Michael Kors has changed its tune on wholesale retail.
Two years after CEO John Idol announced the brand would be reducing the amount of inventory it shipped to its retail partners and opting out of broad retailer promotional events, wholesale performance is turning around. The brand’s now-lightened inventory load at department stores like Macy’s and Nordstrom is selling out, frequently at full price, which has led to the brand shifting its seasonal shipment schedule to supply its partners with enough stock to meet demand.
The progress is reflected in the numbers: In the Michael Kors Holdings Limited first-quarter earnings for its financial 2019, wholesale revenue increased 19 percent, to $363 million. In August 2016, when the wholesale backlash began, wholesale revenue had dipped by 7 percent.
“Our full-price sell through has gotten better. We’ve controlled promotional cadence, and that trend feels good. The declines we saw previously are becoming mitigated, and we’re seeing reorders,” said Idol during the Wednesday earnings call with investors. “Wholesale feels good to us. Our desire was to have more scarcity of product to create more desirability, and that usually takes a year and a half or more to take hold, but we got there quicker in North America than we anticipated.”
In North America, Michael Kors reduced wholesale inventory shipments by 10 percent, and by a “high double-digit” amount in Europe, according to Idol. It stopped accepting coupons for brand purchases at department stores, in addition to pulling out of promotional events. Near-constant promotions prompted by dwindling department store foot traffic had diluted the brand’s worth, Idol said at the 2016 low point. The accessories category was at the core of the turnaround, with handbag promotions hitting their peak. As that’s been resolved, Idol said, there’s been a “brand halo” residual effect, with footwear and apparel sales increasing as the brand’s positioning improved. The only category to decline in sales was watches.
The move was part of a broader shift in fashion that saw other similarly positioned brands like Coach and Kate Space shrinking back from wholesale retail to favor direct sales. Even brands at luxury’s highest echelons are moving to a direct-retail strategy: Gucci wants wholesale revenue to diminish to less than 10 percent of the brand’s overall sales. In brands’ owned stores and e-commerce channels, not only do they have control over customer data capturing, storytelling and marketing efforts, and pricing and promotions, but also over merchandising and inventory display. Department stores today, on the other hand, are competing on curation, meaning they’ll edit down collections.

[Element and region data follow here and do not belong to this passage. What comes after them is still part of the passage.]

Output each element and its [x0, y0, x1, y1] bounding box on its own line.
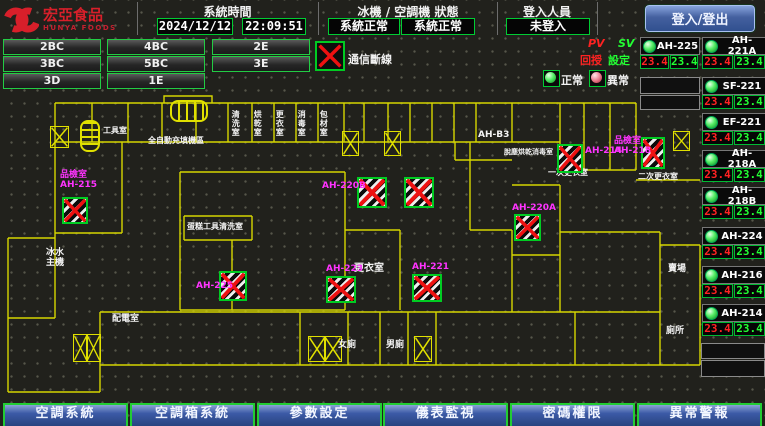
shaft-icon: [342, 131, 359, 156]
unit-name: AH-218A: [718, 148, 765, 170]
green-led-icon: [705, 116, 718, 129]
unit-name: AH-225: [656, 41, 699, 52]
unit-pv-value: 23.4: [640, 55, 669, 69]
shaft-icon: [86, 334, 101, 362]
unit-button-AH-218B[interactable]: AH-218B: [702, 187, 765, 205]
unit-button-AH-218A[interactable]: AH-218A: [702, 150, 765, 168]
shaft-icon: [384, 131, 401, 156]
unit-button-AH-216[interactable]: AH-216: [702, 266, 765, 284]
equipment-label: 品檢室 AH-218: [614, 136, 651, 156]
unit-sv-value: 23.4: [734, 245, 765, 259]
room-label: 冰水 主機: [46, 248, 64, 269]
shaft-icon: [50, 126, 69, 148]
room-label: 更衣室: [275, 110, 284, 137]
room-label: 蛋糕工具清洗室: [187, 222, 243, 231]
room-label: 全自動充填機區: [148, 136, 204, 145]
unit-sv-value: 23.4: [734, 55, 765, 69]
green-led-icon: [705, 190, 718, 203]
green-led-icon: [705, 40, 718, 53]
room-label: 工具室: [103, 126, 127, 135]
equipment-label: AH-223: [326, 264, 363, 274]
equipment-AH-215[interactable]: [62, 197, 88, 224]
equipment-label: AH-225: [196, 281, 233, 291]
unit-sv-value: 23.4: [734, 131, 765, 145]
unit-sv-value: 23.4: [734, 95, 765, 109]
unit-name: AH-214: [718, 308, 765, 319]
equipment-label: AH-220A: [512, 203, 556, 213]
unit-name: AH-221A: [718, 35, 765, 57]
empty-slot: [640, 77, 700, 94]
unit-name: AH-218B: [718, 185, 765, 207]
unit-sv-value: 23.4: [670, 55, 698, 69]
unit-pv-value: 23.4: [702, 245, 733, 259]
room-label: 消毒室: [297, 110, 306, 137]
room-label: 烘乾室: [253, 110, 262, 137]
unit-button-AH-214[interactable]: AH-214: [702, 304, 765, 322]
green-led-icon: [705, 307, 718, 320]
stairs-icon: [170, 100, 208, 122]
room-label: 脫塵烘乾消毒室: [504, 148, 553, 156]
equipment-AH-220A[interactable]: [514, 214, 541, 241]
green-led-icon: [643, 40, 656, 53]
green-led-icon: [705, 230, 718, 243]
equipment-label: AH-221: [412, 262, 449, 272]
equipment-AH-221[interactable]: [412, 274, 442, 302]
equipment-label: AH-220B: [322, 181, 366, 191]
room-label: 廁所: [666, 326, 684, 336]
shaft-icon: [414, 336, 432, 362]
empty-slot: [640, 95, 700, 110]
shaft-icon: [673, 131, 690, 151]
unit-button-AH-224[interactable]: AH-224: [702, 227, 765, 245]
green-led-icon: [705, 153, 718, 166]
unit-sv-value: 23.4: [734, 205, 765, 219]
unit-button-SF-221[interactable]: SF-221: [702, 77, 765, 95]
unit-name: SF-221: [718, 81, 765, 92]
unit-name: EF-221: [718, 117, 765, 128]
room-label: 包材室: [319, 110, 328, 137]
room-label: 配電室: [112, 314, 139, 324]
unit-pv-value: 23.4: [702, 131, 733, 145]
green-led-icon: [705, 269, 718, 282]
unit-pv-value: 23.4: [702, 55, 733, 69]
equipment-AH-223[interactable]: [326, 276, 356, 303]
room-label: 清洗室: [231, 110, 240, 137]
equipment-AH-214[interactable]: [557, 144, 583, 173]
unit-button-EF-221[interactable]: EF-221: [702, 113, 765, 131]
unit-sv-value: 23.4: [734, 284, 765, 298]
empty-slot: [701, 360, 765, 377]
room-label: 女廁: [338, 340, 356, 350]
room-label: 賣場: [668, 264, 686, 274]
unit-name: AH-224: [718, 231, 765, 242]
room-label: 男廁: [386, 340, 404, 350]
empty-slot: [701, 343, 765, 359]
unit-sv-value: 23.4: [734, 168, 765, 182]
unit-button-AH-225[interactable]: AH-225: [640, 37, 700, 55]
unit-name: AH-216: [718, 270, 765, 281]
stairs-icon: [80, 120, 100, 152]
unit-pv-value: 23.4: [702, 205, 733, 219]
unit-sv-value: 23.4: [734, 322, 765, 336]
equipment-AH-220C[interactable]: [404, 177, 434, 208]
room-label: 二次更衣室: [638, 172, 678, 181]
equipment-label: 品檢室 AH-215: [60, 170, 97, 190]
room-label: AH-B3: [478, 130, 509, 140]
unit-pv-value: 23.4: [702, 95, 733, 109]
unit-pv-value: 23.4: [702, 284, 733, 298]
unit-pv-value: 23.4: [702, 168, 733, 182]
green-led-icon: [705, 80, 718, 93]
hmi-screen: 宏亞食品 HUNYA FOODS 系統時間 2024/12/12 22:09:5…: [0, 0, 765, 426]
unit-button-AH-221A[interactable]: AH-221A: [702, 37, 765, 55]
unit-pv-value: 23.4: [702, 322, 733, 336]
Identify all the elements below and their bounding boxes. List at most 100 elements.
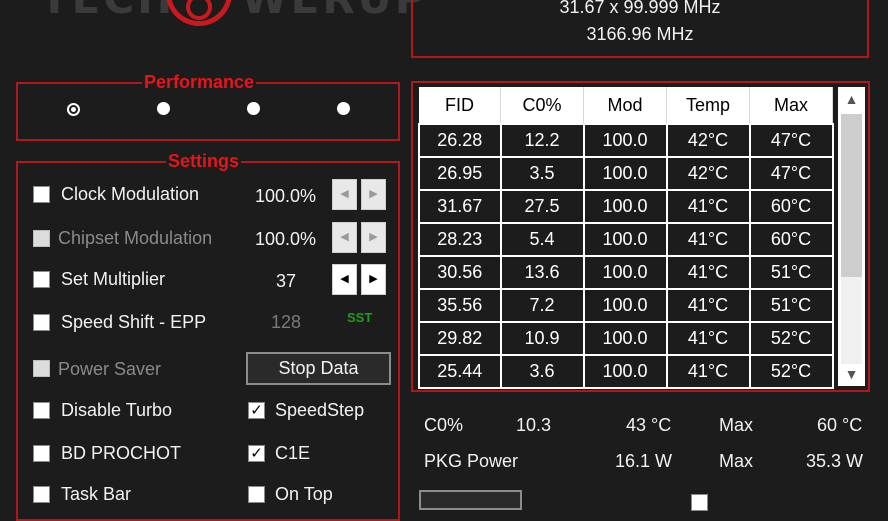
max-temp-value: 60 °C xyxy=(817,415,863,435)
pkg-power-label: PKG Power xyxy=(424,451,519,471)
cell-temp: 42°C xyxy=(665,156,751,191)
cell-max: 47°C xyxy=(748,123,834,158)
c0-value: 10.3 xyxy=(516,415,552,435)
table-row: 30.56 13.6 100.0 41°C 51°C xyxy=(418,255,834,290)
max-temp-label: Max xyxy=(719,415,754,435)
performance-radio-1[interactable] xyxy=(67,103,80,116)
c1e-label: C1E xyxy=(275,443,311,463)
cell-temp: 41°C xyxy=(665,288,751,323)
cell-c0: 7.2 xyxy=(499,288,585,323)
pkg-max-value: 35.3 W xyxy=(806,451,864,471)
multiplier-readout: 31.67 x 99.999 MHz xyxy=(559,0,721,17)
performance-radio-3[interactable] xyxy=(247,102,260,115)
clock-modulation-checkbox[interactable] xyxy=(33,186,50,203)
cell-max: 52°C xyxy=(748,354,834,389)
speedstep-label: SpeedStep xyxy=(275,400,365,420)
cell-fid: 29.82 xyxy=(418,321,502,356)
cell-mod: 100.0 xyxy=(582,189,668,224)
column-header-c0[interactable]: C0% xyxy=(500,87,584,124)
cell-fid: 31.67 xyxy=(418,189,502,224)
cell-c0: 10.9 xyxy=(499,321,585,356)
chipset-modulation-label: Chipset Modulation xyxy=(58,228,213,248)
clock-modulation-increase[interactable]: ▶ xyxy=(361,179,386,210)
cell-c0: 3.6 xyxy=(499,354,585,389)
arrow-left-icon: ◀ xyxy=(340,188,349,200)
task-bar-checkbox[interactable] xyxy=(33,486,50,503)
cell-mod: 100.0 xyxy=(582,222,668,257)
clock-modulation-decrease[interactable]: ◀ xyxy=(332,179,357,210)
logo-text-left: TECH xyxy=(40,0,175,23)
on-top-label: On Top xyxy=(275,484,333,504)
power-saver-checkbox[interactable] xyxy=(33,360,50,377)
scroll-thumb[interactable] xyxy=(841,114,862,277)
cell-fid: 35.56 xyxy=(418,288,502,323)
multiplier-value: 37 xyxy=(276,271,297,291)
bd-prochot-label: BD PROCHOT xyxy=(61,443,182,463)
cell-fid: 25.44 xyxy=(418,354,502,389)
performance-radio-4[interactable] xyxy=(337,102,350,115)
cell-temp: 41°C xyxy=(665,222,751,257)
on-top-checkbox[interactable] xyxy=(248,486,265,503)
cell-max: 51°C xyxy=(748,255,834,290)
multiplier-increase[interactable]: ▶ xyxy=(361,264,386,295)
table-row: 29.82 10.9 100.0 41°C 52°C xyxy=(418,321,834,356)
cell-temp: 41°C xyxy=(665,189,751,224)
settings-group xyxy=(16,161,400,521)
column-header-fid[interactable]: FID xyxy=(419,87,501,124)
disable-turbo-checkbox[interactable] xyxy=(33,402,50,419)
cell-mod: 100.0 xyxy=(582,156,668,191)
core-table: FID C0% Mod Temp Max 26.28 12.2 100.0 42… xyxy=(418,87,834,389)
speedstep-checkbox[interactable]: ✓ xyxy=(248,402,265,419)
chipset-modulation-value: 100.0% xyxy=(255,229,317,249)
table-row: 35.56 7.2 100.0 41°C 51°C xyxy=(418,288,834,323)
pkg-max-label: Max xyxy=(719,451,754,471)
arrow-right-icon: ▶ xyxy=(369,231,378,243)
cell-mod: 100.0 xyxy=(582,354,668,389)
speed-shift-checkbox[interactable] xyxy=(33,314,50,331)
table-row: 26.95 3.5 100.0 42°C 47°C xyxy=(418,156,834,191)
cell-temp: 41°C xyxy=(665,255,751,290)
arrow-left-icon: ◀ xyxy=(340,231,349,243)
scroll-down-button[interactable]: ▼ xyxy=(838,366,865,382)
cell-fid: 26.28 xyxy=(418,123,502,158)
disable-turbo-label: Disable Turbo xyxy=(61,400,173,420)
table-row: 26.28 12.2 100.0 42°C 47°C xyxy=(418,123,834,158)
cell-max: 51°C xyxy=(748,288,834,323)
logo-text-right: WERUP xyxy=(241,0,428,23)
bd-prochot-checkbox[interactable] xyxy=(33,445,50,462)
settings-title: Settings xyxy=(166,151,242,171)
table-row: 31.67 27.5 100.0 41°C 60°C xyxy=(418,189,834,224)
chevron-up-icon: ▲ xyxy=(844,91,859,107)
cell-temp: 41°C xyxy=(665,354,751,389)
epp-value: 128 xyxy=(271,312,302,332)
cell-c0: 27.5 xyxy=(499,189,585,224)
chipset-modulation-checkbox[interactable] xyxy=(33,230,50,247)
table-row: 25.44 3.6 100.0 41°C 52°C xyxy=(418,354,834,389)
task-bar-label: Task Bar xyxy=(61,484,132,504)
c1e-checkbox[interactable]: ✓ xyxy=(248,445,265,462)
cell-temp: 42°C xyxy=(665,123,751,158)
cell-fid: 26.95 xyxy=(418,156,502,191)
column-header-temp[interactable]: Temp xyxy=(666,87,750,124)
stop-data-button[interactable]: Stop Data xyxy=(246,352,391,385)
cell-mod: 100.0 xyxy=(582,255,668,290)
bottom-button-cropped[interactable] xyxy=(419,490,522,510)
chipset-modulation-decrease[interactable]: ◀ xyxy=(332,222,357,253)
frequency-readout: 3166.96 MHz xyxy=(586,24,694,44)
performance-radio-2[interactable] xyxy=(157,102,170,115)
sst-badge: SST xyxy=(347,310,373,325)
scroll-up-button[interactable]: ▲ xyxy=(838,91,865,107)
arrow-right-icon: ▶ xyxy=(369,273,378,285)
arrow-right-icon: ▶ xyxy=(369,188,378,200)
cell-mod: 100.0 xyxy=(582,321,668,356)
set-multiplier-checkbox[interactable] xyxy=(33,271,50,288)
column-header-mod[interactable]: Mod xyxy=(583,87,667,124)
cell-max: 60°C xyxy=(748,222,834,257)
speed-shift-label: Speed Shift - EPP xyxy=(61,312,207,332)
bottom-checkbox-cropped[interactable] xyxy=(691,494,708,511)
table-header-row: FID C0% Mod Temp Max xyxy=(419,87,833,124)
column-header-max[interactable]: Max xyxy=(749,87,833,124)
cell-mod: 100.0 xyxy=(582,123,668,158)
multiplier-decrease[interactable]: ◀ xyxy=(332,264,357,295)
chipset-modulation-increase[interactable]: ▶ xyxy=(361,222,386,253)
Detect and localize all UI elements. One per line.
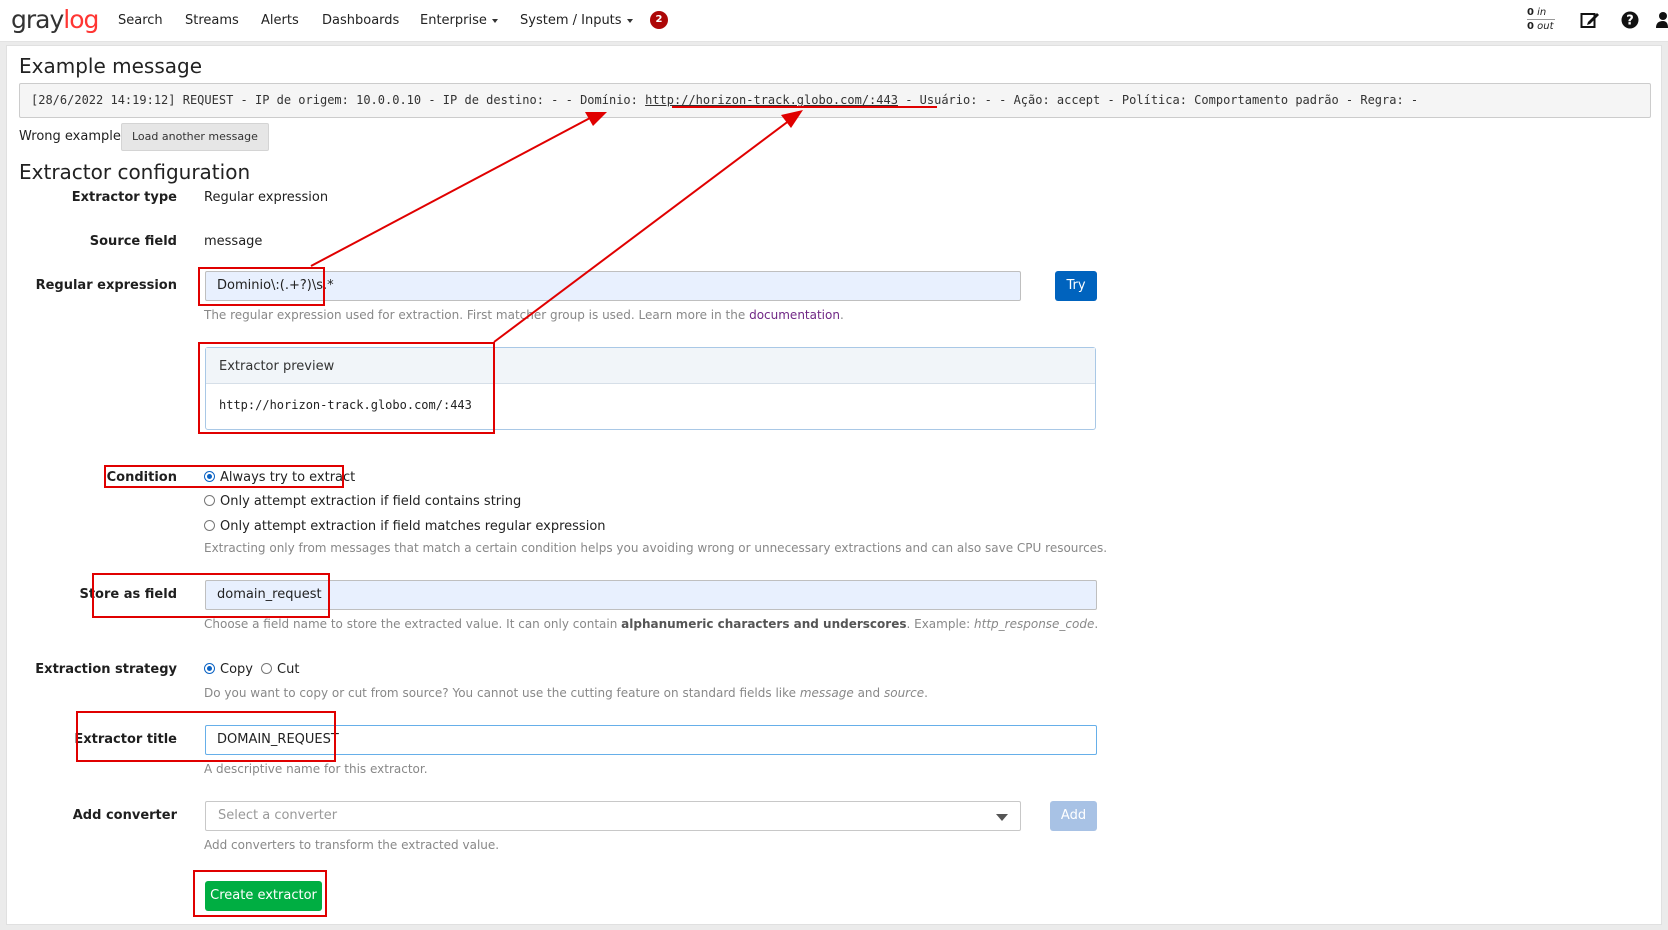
annotation-arrows (310, 106, 937, 343)
annotation-arrow-preview (493, 119, 791, 343)
annotation-arrow-regex (310, 117, 591, 267)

“Department stores, for a lot of today’s customers, have too much inventory,” said Jane Halli, a retail analyst at her firm Jane Halli and Associates and a former buyer. “All of them need to edit their assortment — it’s the only way to differentiate themselves at this point.”
As Michael Kors sees its wholesale business right ship, both in stores and online, its direct retail channels are slower-growing, up 3 percent to $640 million for the quarter. (Michael Kors doesn’t break out e-commerce revenue from in-store revenue.) To improve direct sales, as part of its ongoing Runway 2020 restructuring plan, the brand has been investing in store renovations that include a new inventory strategy, a VIP loyalty program and limited-edition capsule collection drops between main fashion seasons. In the renovated stores, Idol said, there’s been tangible progress. After expanding the categories and products carried in stores, and adding newness more often, customers are making repeat purchases and spending more per visit overall.
“The days where you could only have basic products in your store are over. She wants novelty, innovation and differentiation,” said Idol. “We are ahead of where I thought we would be.”
The company is looking to its two luxury plays, footwear brand Jimmy Choo and Michael Kors Collection, to drive more customers directly to the brand. Idol said there’s an opportunity to open Collection stores in the future, and Jimmy Choo, which exceeded results expectations and accounted for $172 million in revenue for the quarter, hasn’t faced similar brand damage to Michael Kors.
“We were candid. We said that we didn’t think our product innovation and some of our new launches were compelling enough for the consumers that it created desirability,” said Idol. “We feel much better about where we are now.”